Zwei Mal trennte Belinda Bencic nur ein einziger Punkt vom erstmaligen Einzug in den Wimbledon-Viertelfinal. Nach 3:03 Stunden Spielzeit hat sie gegen Iga Swiatek (22, WTA 1) beim 7:6 (7:4), 6:7 (2:7), 3:6 das Nachsehen. Deshalb schwang bei Bencic nach der Niederlage nicht nur Enttäuschung, sondern auch schon Stolz mit, wie sie in der Medienkonferenz sagte.
Belinda Bencic, Sie hatten gegen Iga Swiatek zwei Matchbälle, mit welchem Gefühl verlassen Sie Wimbledon nach dieser Niederlage?
Sie können sich vorstellen, dass es im Moment sehr schmerzt. Es tut verdammt weh und ist nicht einfach. Man sagt sich: Ich hoffe, es ist alles nur ein schlechter Film und ich wache auf. Ich weiss nicht, ob es mehr oder weniger schmerzt, weil ich das Gefühl habe, dass ich nichts hätte anders machen können. Aber ich bin dennoch sehr stolz auf mich. Heute gibt es wirklich nichts, das ich bereuen würde. Es war ein unglaubliches Match. Sie ist die Nummer 1 der Welt und schenkt dir nichts. Ich habe sie an ihre Grenzen gebracht, darauf bin ich stolz.
Sie haben elf Doppelfehler geschlagen. Wie sehr hat das mit ihrer Verletzung an der rechten Schulter zu tun?
Ich habe viele Doppelfehler gemacht, einverstanden. Beim zweiten Aufschlag bin ich mehr Risiko eingegangen als gewöhnlich, weil ich wollte, dass sie sich beim Return unwohl fühlt. Das Opfer, das ich dafür erbracht habe, waren ein paar Doppelfehler mehr.
War die Verletzung dafür mitverantwortlich?
Ich habe gespielt. Das heisst, mit der Schulter war alles in Ordnung.
Sie haben im ganzen Turnier gesagt, Sie müssten sich daran erinnern, es zu geniessen. Sie haben nun zum zweiten Mal nach 2016 in Wimbledon auf dem Centre Court gespielt. Wie haben Sie das erlebt?

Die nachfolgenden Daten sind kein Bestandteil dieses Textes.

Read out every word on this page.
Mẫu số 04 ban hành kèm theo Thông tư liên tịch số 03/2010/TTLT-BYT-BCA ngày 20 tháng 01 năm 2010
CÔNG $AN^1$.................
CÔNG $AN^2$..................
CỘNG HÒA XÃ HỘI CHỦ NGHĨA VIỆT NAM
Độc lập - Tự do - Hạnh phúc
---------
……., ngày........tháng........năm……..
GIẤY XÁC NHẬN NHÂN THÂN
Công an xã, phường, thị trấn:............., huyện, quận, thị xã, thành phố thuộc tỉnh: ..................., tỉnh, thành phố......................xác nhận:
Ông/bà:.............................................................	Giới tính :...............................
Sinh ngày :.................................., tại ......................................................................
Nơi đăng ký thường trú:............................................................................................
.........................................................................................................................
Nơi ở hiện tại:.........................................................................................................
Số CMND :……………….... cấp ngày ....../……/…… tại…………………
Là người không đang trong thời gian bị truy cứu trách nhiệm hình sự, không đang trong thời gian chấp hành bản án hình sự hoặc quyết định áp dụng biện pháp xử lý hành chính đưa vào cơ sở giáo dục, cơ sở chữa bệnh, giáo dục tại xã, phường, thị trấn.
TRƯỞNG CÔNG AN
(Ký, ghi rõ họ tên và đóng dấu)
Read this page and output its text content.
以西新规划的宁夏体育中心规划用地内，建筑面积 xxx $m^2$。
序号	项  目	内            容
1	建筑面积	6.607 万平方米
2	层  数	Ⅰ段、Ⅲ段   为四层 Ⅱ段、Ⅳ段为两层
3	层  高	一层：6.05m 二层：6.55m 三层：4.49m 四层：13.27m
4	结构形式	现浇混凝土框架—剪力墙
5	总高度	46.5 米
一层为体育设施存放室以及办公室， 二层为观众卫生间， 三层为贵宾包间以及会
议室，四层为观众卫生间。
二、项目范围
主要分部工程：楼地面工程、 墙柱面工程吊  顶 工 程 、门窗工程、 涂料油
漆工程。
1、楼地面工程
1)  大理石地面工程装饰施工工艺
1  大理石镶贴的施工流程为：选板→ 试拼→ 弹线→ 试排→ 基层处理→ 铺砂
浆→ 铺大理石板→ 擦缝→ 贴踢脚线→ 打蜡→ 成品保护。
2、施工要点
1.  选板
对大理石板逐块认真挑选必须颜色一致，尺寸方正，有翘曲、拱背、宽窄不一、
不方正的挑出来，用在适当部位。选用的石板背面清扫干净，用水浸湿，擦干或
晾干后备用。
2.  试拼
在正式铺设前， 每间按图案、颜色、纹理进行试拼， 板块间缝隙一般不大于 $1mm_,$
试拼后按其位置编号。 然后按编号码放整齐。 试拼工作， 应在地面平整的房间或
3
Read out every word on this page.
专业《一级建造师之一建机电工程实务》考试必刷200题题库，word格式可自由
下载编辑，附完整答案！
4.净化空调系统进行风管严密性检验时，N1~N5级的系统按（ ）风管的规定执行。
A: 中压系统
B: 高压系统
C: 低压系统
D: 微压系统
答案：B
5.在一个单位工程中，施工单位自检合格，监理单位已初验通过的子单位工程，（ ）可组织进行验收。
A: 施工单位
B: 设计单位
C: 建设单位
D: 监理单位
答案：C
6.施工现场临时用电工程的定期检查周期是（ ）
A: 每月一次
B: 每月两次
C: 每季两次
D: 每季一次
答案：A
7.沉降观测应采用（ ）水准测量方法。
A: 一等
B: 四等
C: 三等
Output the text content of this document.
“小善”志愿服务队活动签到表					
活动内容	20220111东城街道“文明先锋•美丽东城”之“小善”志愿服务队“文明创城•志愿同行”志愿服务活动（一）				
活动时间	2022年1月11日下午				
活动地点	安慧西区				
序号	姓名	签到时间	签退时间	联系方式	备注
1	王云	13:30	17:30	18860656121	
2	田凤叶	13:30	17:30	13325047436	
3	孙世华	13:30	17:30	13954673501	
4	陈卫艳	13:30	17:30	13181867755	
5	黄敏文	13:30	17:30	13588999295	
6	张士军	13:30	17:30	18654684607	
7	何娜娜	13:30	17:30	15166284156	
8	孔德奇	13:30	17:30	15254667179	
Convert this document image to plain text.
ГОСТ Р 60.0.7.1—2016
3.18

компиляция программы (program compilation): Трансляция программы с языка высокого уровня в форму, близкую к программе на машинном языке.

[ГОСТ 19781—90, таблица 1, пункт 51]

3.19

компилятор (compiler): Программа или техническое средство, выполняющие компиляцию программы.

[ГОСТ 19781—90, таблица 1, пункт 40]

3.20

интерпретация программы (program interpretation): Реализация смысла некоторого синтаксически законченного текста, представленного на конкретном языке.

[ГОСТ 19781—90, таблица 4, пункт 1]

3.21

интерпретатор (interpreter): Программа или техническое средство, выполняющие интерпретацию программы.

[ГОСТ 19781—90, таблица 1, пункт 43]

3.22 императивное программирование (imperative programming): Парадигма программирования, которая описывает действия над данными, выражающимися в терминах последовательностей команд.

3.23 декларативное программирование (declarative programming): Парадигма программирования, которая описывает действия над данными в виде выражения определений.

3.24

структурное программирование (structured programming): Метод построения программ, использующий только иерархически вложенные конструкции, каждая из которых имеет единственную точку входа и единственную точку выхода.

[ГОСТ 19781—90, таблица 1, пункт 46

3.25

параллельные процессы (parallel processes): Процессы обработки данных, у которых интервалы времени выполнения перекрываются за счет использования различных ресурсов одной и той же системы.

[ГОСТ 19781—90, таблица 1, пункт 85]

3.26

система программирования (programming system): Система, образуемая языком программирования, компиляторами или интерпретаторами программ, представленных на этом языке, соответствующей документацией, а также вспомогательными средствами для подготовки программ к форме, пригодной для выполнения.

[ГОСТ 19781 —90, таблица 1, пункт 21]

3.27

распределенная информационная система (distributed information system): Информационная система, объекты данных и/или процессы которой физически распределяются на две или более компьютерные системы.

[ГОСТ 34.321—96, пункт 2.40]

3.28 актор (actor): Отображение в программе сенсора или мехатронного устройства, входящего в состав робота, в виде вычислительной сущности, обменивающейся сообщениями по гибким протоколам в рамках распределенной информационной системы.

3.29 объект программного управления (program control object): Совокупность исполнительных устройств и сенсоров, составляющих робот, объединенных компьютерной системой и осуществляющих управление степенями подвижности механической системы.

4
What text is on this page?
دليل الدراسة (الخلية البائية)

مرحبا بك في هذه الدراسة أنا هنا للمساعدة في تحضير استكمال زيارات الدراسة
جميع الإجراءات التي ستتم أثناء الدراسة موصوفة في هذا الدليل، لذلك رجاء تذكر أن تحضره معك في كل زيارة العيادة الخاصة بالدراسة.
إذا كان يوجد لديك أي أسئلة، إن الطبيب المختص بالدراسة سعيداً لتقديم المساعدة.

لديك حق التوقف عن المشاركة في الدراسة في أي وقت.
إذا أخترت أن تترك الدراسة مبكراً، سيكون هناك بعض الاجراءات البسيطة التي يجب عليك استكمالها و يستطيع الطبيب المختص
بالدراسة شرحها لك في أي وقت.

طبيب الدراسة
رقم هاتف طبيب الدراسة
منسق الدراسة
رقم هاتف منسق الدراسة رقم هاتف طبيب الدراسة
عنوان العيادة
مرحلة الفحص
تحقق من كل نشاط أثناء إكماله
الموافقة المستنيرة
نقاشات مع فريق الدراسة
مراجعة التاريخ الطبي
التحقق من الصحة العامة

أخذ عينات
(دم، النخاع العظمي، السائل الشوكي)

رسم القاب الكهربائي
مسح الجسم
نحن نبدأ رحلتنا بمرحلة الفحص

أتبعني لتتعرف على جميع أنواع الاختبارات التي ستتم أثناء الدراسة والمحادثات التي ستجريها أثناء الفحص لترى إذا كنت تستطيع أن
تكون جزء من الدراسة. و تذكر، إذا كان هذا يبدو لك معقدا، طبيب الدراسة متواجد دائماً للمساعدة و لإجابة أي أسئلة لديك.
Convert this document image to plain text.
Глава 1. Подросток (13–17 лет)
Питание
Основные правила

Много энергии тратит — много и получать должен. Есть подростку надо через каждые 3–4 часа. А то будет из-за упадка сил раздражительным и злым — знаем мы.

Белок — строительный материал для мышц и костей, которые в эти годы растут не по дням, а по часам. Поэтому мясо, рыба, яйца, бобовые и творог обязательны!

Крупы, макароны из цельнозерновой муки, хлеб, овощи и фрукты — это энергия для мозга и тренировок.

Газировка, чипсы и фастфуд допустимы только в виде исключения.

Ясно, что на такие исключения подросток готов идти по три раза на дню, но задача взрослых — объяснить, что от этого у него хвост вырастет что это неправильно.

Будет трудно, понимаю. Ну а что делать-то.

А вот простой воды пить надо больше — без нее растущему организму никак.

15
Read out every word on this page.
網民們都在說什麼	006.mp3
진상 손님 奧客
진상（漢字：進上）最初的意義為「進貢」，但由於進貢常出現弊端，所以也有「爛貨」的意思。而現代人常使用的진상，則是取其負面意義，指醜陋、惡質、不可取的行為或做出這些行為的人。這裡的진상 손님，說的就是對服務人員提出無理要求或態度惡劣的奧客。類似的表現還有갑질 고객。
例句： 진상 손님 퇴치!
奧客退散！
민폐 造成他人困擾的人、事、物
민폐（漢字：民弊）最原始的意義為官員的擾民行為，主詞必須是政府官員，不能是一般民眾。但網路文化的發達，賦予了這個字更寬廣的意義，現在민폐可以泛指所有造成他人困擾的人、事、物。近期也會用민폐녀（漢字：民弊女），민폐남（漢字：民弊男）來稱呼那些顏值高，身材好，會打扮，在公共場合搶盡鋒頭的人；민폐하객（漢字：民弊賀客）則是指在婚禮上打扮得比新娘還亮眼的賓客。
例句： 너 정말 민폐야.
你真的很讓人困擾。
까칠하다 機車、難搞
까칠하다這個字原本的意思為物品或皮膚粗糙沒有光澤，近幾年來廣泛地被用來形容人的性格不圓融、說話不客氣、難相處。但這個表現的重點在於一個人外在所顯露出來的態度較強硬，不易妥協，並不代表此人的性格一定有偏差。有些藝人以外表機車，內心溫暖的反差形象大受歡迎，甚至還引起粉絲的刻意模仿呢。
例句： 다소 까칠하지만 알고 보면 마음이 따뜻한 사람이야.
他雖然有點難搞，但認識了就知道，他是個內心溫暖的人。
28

Ich habe es von Anfang bis zum Ende genossen. Es beginnt schon mit dem Lauf an den Centre Court, wenn die Türe aufgeht. Da hatte ich das erste Mal Gänsehaut. Auch während des Matches stand ich beim Aufschlag dort und habe mir immer wieder gesagt: Wow, besser wird es nicht mehr. Auch als ich vom Platz gegangen bin, ging mir durch den Kopf, dass es eine Erinnerung sein würde, die für immer bleibt. Und natürlich hoffe ich, dass ich wieder einmal hier spielen werde.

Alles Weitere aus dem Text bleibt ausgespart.